[rabbitmq-discuss] Network partition detected, did not recover gracefully even though cluster_partition_handling = autoheal

Nicholas Stuart nicholasastuart at gmail.com
Tue Dec 10 18:17:13 GMT 2013

I received a message regarding my cluster state saying "Network partition 
detected". I went to check my RabbitMQ logs and I can see a bunch of error 
reports like this:

=ERROR REPORT==== 7-Dec-2013::08:46:18 ===
** Generic server <0.507.0> terminating
** Last message in was {'DOWN',#Ref<>,process,<7022.1390.0>,
** When Server state == {state,
** Reason for termination == 
** {function_clause,[{orddict,fetch,

After restarting the troubled node, which fixed the network partition 
message, I see the following message in my logs many times:

Discarding message {'$gen_call',{<0.26793.8>,#Ref<>},stat} from 
<0.26793.8> to <0.433.0> in an old incarnation (3) of this node (2)
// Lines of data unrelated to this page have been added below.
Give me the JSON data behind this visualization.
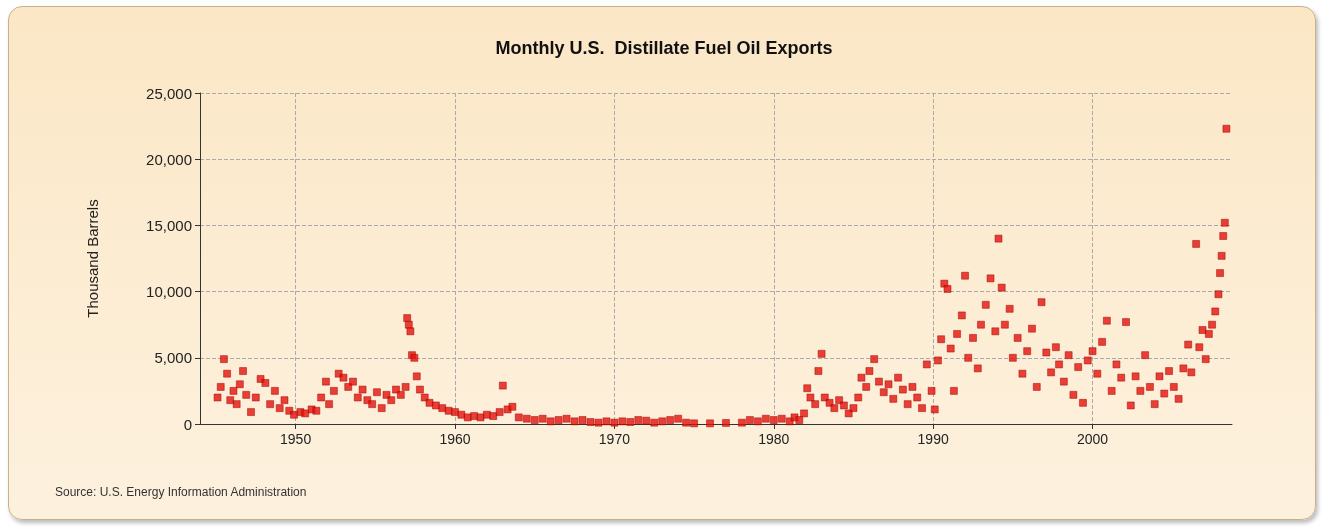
{
  "chart_data": {
    "type": "scatter",
    "title": "Monthly U.S.  Distillate Fuel Oil Exports",
    "ylabel": "Thousand Barrels",
    "annotations": [
      "Source: U.S. Energy Information Administration"
    ],
    "marker": "square",
    "grid": true,
    "xlim": [
      1944,
      2008.75
    ],
    "xticks": [
      1950,
      1960,
      1970,
      1980,
      1990,
      2000
    ],
    "ylim": [
      0,
      25000
    ],
    "yticks": [
      {
        "value": 0,
        "label": "0"
      },
      {
        "value": 5000,
        "label": "5,000"
      },
      {
        "value": 10000,
        "label": "10,000"
      },
      {
        "value": 15000,
        "label": "15,000"
      },
      {
        "value": 20000,
        "label": "20,000"
      },
      {
        "value": 25000,
        "label": "25,000"
      }
    ],
    "series": [
      {
        "color": "#e3120b",
        "x": [
          1945.1,
          1945.3,
          1945.5,
          1945.7,
          1945.9,
          1946.1,
          1946.3,
          1946.5,
          1946.7,
          1946.9,
          1947.2,
          1947.5,
          1947.8,
          1948.1,
          1948.4,
          1948.7,
          1949.0,
          1949.3,
          1949.6,
          1949.9,
          1950.3,
          1950.6,
          1951.0,
          1951.3,
          1951.6,
          1951.9,
          1952.1,
          1952.4,
          1952.7,
          1953.0,
          1953.3,
          1953.6,
          1953.9,
          1954.2,
          1954.5,
          1954.8,
          1955.1,
          1955.4,
          1955.7,
          1956.0,
          1956.3,
          1956.6,
          1956.9,
          1957.0,
          1957.1,
          1957.2,
          1957.3,
          1957.45,
          1957.6,
          1957.8,
          1958.1,
          1958.4,
          1958.8,
          1959.2,
          1959.6,
          1960.0,
          1960.4,
          1960.8,
          1961.2,
          1961.6,
          1962.0,
          1962.4,
          1962.8,
          1963.0,
          1963.3,
          1963.6,
          1964.0,
          1964.5,
          1965.0,
          1965.5,
          1966.0,
          1966.5,
          1967.0,
          1967.5,
          1968.0,
          1968.5,
          1969.0,
          1969.5,
          1970.0,
          1970.5,
          1971.0,
          1971.5,
          1972.0,
          1972.5,
          1973.0,
          1973.5,
          1974.0,
          1974.5,
          1975.0,
          1976.0,
          1977.0,
          1978.0,
          1978.5,
          1979.0,
          1979.5,
          1980.0,
          1980.5,
          1981.0,
          1981.3,
          1981.6,
          1981.9,
          1982.1,
          1982.3,
          1982.6,
          1982.8,
          1983.0,
          1983.2,
          1983.5,
          1983.8,
          1984.1,
          1984.4,
          1984.7,
          1985.0,
          1985.3,
          1985.5,
          1985.8,
          1986.0,
          1986.3,
          1986.6,
          1986.9,
          1987.2,
          1987.5,
          1987.8,
          1988.1,
          1988.4,
          1988.7,
          1989.0,
          1989.3,
          1989.6,
          1989.9,
          1990.1,
          1990.3,
          1990.5,
          1990.7,
          1990.9,
          1991.1,
          1991.3,
          1991.5,
          1991.8,
          1992.0,
          1992.2,
          1992.5,
          1992.8,
          1993.0,
          1993.3,
          1993.6,
          1993.9,
          1994.1,
          1994.3,
          1994.5,
          1994.8,
          1995.0,
          1995.3,
          1995.6,
          1995.9,
          1996.2,
          1996.5,
          1996.8,
          1997.1,
          1997.4,
          1997.7,
          1997.9,
          1998.2,
          1998.5,
          1998.8,
          1999.1,
          1999.4,
          1999.7,
          2000.0,
          2000.3,
          2000.6,
          2000.9,
          2001.2,
          2001.5,
          2001.8,
          2002.1,
          2002.4,
          2002.7,
          2003.0,
          2003.3,
          2003.6,
          2003.9,
          2004.2,
          2004.5,
          2004.8,
          2005.1,
          2005.4,
          2005.7,
          2006.0,
          2006.2,
          2006.5,
          2006.7,
          2006.9,
          2007.1,
          2007.3,
          2007.5,
          2007.7,
          2007.9,
          2008.0,
          2008.1,
          2008.2,
          2008.3,
          2008.4
        ],
        "values": [
          2000,
          2800,
          4900,
          3800,
          1800,
          2500,
          1500,
          3000,
          4000,
          2200,
          900,
          2000,
          3400,
          3100,
          1500,
          2500,
          1200,
          1800,
          1000,
          700,
          900,
          800,
          1100,
          1000,
          2000,
          3200,
          1500,
          2500,
          3800,
          3500,
          2800,
          3200,
          2000,
          2600,
          1800,
          1500,
          2400,
          1200,
          2200,
          1800,
          2600,
          2200,
          2800,
          8000,
          7500,
          7000,
          5200,
          5000,
          3600,
          2600,
          2000,
          1600,
          1400,
          1200,
          1000,
          900,
          700,
          500,
          600,
          500,
          700,
          600,
          900,
          2900,
          1100,
          1300,
          500,
          400,
          300,
          400,
          200,
          300,
          400,
          200,
          300,
          150,
          100,
          200,
          100,
          200,
          150,
          300,
          250,
          100,
          200,
          300,
          400,
          100,
          50,
          50,
          80,
          100,
          300,
          200,
          400,
          300,
          400,
          200,
          500,
          300,
          800,
          2700,
          2000,
          1500,
          4000,
          5300,
          2000,
          1600,
          1200,
          1800,
          1400,
          800,
          1200,
          2000,
          3500,
          2800,
          4000,
          4900,
          3200,
          2400,
          3000,
          1900,
          3500,
          2600,
          1500,
          2800,
          2000,
          1200,
          4500,
          2500,
          1100,
          4800,
          6400,
          10600,
          10200,
          5700,
          2500,
          6800,
          8200,
          11200,
          5000,
          6500,
          4200,
          7500,
          9000,
          11000,
          7000,
          14000,
          10300,
          7500,
          8700,
          5000,
          6500,
          3800,
          5500,
          7200,
          2800,
          9200,
          5400,
          3900,
          5800,
          4500,
          3200,
          5200,
          2200,
          4300,
          1600,
          4800,
          5500,
          3800,
          6200,
          7800,
          2500,
          4500,
          3500,
          7700,
          1400,
          3600,
          2500,
          5200,
          2800,
          1500,
          3600,
          2300,
          4000,
          2800,
          1900,
          4200,
          6000,
          3900,
          13600,
          5800,
          7100,
          4900,
          6800,
          7500,
          8500,
          9800,
          11400,
          12700,
          14200,
          15200,
          22300
        ]
      }
    ]
  }
}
I'm not sure why it failed, but I did have some network failure indicated 
in other systems, so I assume it was that. My issue is that the network 
never tried to rescue itself afterwards, even though in my rabbitmq.conf I 
have cluster_partition_handling set to autoheal. It is my understanding 
that setting it to autoheal will cause the nodes to fix its network 
partition, is this assumption incorrect?